Eine Idee Liebe: ist Selbstliebe die Lösung?

Die romantische Liebe ist zum Kitt unserer Paarbeziehungen geworden. Dass sie der Kitt zweier Menschenleben ist, ist dabei eine noch recht junge Erfindung. Seitdem hat sich viel getan. In dieser Kolumne beschäftigen sich unsere zwei Autorinnen Lena und Rahel mit dem Ursprung der romantischen Liebe. Wo kommt sie her, wo will sie hin? Ist die Liebe zwischen Swipe links und Swipe rechts nur noch ein Produkt der Liebesökonomie?

Marie sitzt im Schneidersitz auf ihrem Stuhl und umklammert mit zwei Händen eine große, warme Tasse Tee. Wir sprechen über Beziehungen. Marie ist hin- und hergerissen. Sie hat neulich einen netten Typen kennengelernt und obwohl sie ihn mag, weist sie seine Annäherungsversuche vehement zurück. Als ich nach dem Grund frage, sagt sie: „Bevor ich mich auf eine Beziehung einlasse, muss ich mich erst selbst um einige Baustellen kümmern.“ Mir steckt ein Kloß in Form eines Abers im Hals. Muss man erst gänzlich ohne Fehler sein, damit man bereit für eine Beziehung ist?
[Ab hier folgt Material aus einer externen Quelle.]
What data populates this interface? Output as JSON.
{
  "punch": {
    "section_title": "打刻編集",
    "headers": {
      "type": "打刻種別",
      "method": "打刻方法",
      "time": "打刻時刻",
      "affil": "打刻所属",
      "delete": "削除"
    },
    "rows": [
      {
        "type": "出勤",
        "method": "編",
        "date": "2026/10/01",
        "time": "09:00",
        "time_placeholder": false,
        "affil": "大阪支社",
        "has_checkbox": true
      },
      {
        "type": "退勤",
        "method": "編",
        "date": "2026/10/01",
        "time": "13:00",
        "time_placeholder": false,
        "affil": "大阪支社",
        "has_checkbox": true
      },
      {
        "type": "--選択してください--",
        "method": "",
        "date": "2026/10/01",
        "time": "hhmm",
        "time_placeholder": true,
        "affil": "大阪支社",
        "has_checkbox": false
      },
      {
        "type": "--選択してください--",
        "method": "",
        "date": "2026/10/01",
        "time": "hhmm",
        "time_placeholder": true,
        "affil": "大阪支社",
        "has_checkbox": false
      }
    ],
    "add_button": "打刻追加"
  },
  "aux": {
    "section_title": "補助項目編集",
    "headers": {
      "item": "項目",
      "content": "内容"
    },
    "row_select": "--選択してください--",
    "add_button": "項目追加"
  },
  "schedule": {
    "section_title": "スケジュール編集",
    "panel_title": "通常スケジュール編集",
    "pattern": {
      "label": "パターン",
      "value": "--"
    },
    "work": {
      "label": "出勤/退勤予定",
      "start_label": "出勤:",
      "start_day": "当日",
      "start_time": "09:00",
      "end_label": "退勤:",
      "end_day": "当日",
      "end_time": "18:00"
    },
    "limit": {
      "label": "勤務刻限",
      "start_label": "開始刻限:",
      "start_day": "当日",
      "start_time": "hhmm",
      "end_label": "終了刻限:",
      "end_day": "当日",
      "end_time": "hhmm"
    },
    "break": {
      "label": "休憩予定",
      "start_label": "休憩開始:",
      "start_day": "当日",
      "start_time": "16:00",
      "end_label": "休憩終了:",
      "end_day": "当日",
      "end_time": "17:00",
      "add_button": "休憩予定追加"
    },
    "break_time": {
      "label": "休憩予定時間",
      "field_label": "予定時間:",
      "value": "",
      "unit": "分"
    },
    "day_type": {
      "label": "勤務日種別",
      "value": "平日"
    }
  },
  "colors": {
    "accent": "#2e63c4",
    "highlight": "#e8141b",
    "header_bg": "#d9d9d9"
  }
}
Natürlich muss man für eine Beziehung grundsätzlich erst einmal bereit sein. Doch bei meiner Freundin hört sich das nach einer Ideologie an, der ich nicht so recht folgen kann. Denn es ist doch sehr unwahrscheinlich, dass man sich selbst jemals als fertige Person erscheint, ohne jegliche Problemzonen. Womöglich gibt es immer etwas, an dem man sich stört und, dass es zu verbessern gilt. Am Ende läuft man Gefahr, dargebotene Chancen und eine womöglich gute und lehrreiche Zeit zu verpassen. Als ich ihr das sage, nickt Marie verhalten, zuckt dann mit den Schultern. „Ich habe das Gefühl, dass ich mich selbst nicht genug liebe, mit mir noch nicht im Reinen bin. Wie kann ich das dann von jemand anderem erwarten?“ fragt sie mich.

Muss man sich erst selbst lieben, bevor man jemand anderen lieben kann?

Wenn es nach dem Philosophen Erich Fromm ginge, dann lautete die Antwort Ja. Denn wer sich liebt und mit sich zufrieden ist, geht auch mit seinen Mitmenschen liebevoller um, so die Theorie. Andererseits kann ein geringes Selbstwertgefühl emotionale Abhängigkeit begünstigen. Betroffene sind immer wieder auf die Bestätigung ihres Partners angewiesen. Deshalb lautet von vielen Seiten der Rat: „Sei erst mit dir selbst im Reinen, bevor du dich auf jemand anderen einlässt.“ Die Angst davor, die eigenen Probleme und Altlasten mit in die neue Beziehung zu nehmen, ist groß. Aber ist diese Angst gerechtfertigt und ist diese Art der Selbstliebe nicht wieder eine weitere schwer zu erreichende Utopie?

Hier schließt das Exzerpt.